Bivitri menekankan, orang-orang yang mewacanakan penundaan Pemilu seharusnya malu karena telah mengkhianati gagasan konstitusionalisme.

Baca Juga: Perludem: Wacana Penundaan Pemilu Adalah Masalah Fundamental dan Melanggar Konstitusi

"Konstitusi adalah gagasan pembatasan kekuasan. Orang-orang yang ngomong itu seharusnya malu karena mereka sebenarnya sudah mengkhianati gagasan konstitusionalisme. Dampaknya apa? Ada 3 hal," jelas Bivitri.

Tiga dampak yang dikemukakan Bivtri adalah pembangkangan konstitusi karena gagasan pembatasan kekuasaannya dilanggar.

"Kita tidak mau konstitusi semau-maunya diubah oleh elite politik," tegasnya.

Bivitri melanjutkan, pemilu merupakan hal yang rutin bagi negara demokrasi. Sebab jika tak rutin, akan berdampak pada demokarsi yang memburuk.

"Suatu negara itu dikatakan demokrasi adalah pemilu yang (digelar) rutin, reguler.

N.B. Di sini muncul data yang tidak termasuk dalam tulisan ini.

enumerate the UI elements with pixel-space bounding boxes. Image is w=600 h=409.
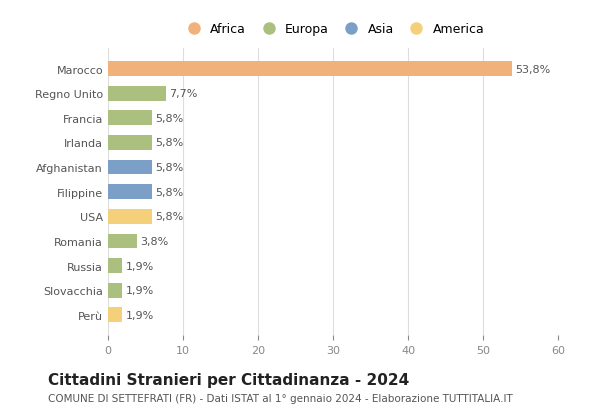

Kalau sudah tidak rutin, maka kita akan terjerembab jatuh, demokrasinya makin buruk. Sekarang ini kita sudah masuk demokrasi yang cacat dan banyak keburukan," ungkapnya.

Baca Juga: Jokowi Dinilai Lambat Respons Wacana Penundaan Pemilu, Ini Kata Pengamat Politik

Terakhir, demokrasi berarti adanya regenerasi kepemimpinan. Jika tak ada regenerasi, demokrasi akan stagnan dan tak sehat.

"Demokrasi itu membutuhkan regenerasi kepemimpinan. Jadi janganlah kita jadi terkunci soal ini pendukung Pak Jokowi atau bukan," tuturnya.

"Kita bicara soal jaringan politik. Kalau ini tak di-refresh. Maka seluruh aturan politik hukum, politik ekonomi tidak ada perubahan," jelasnya.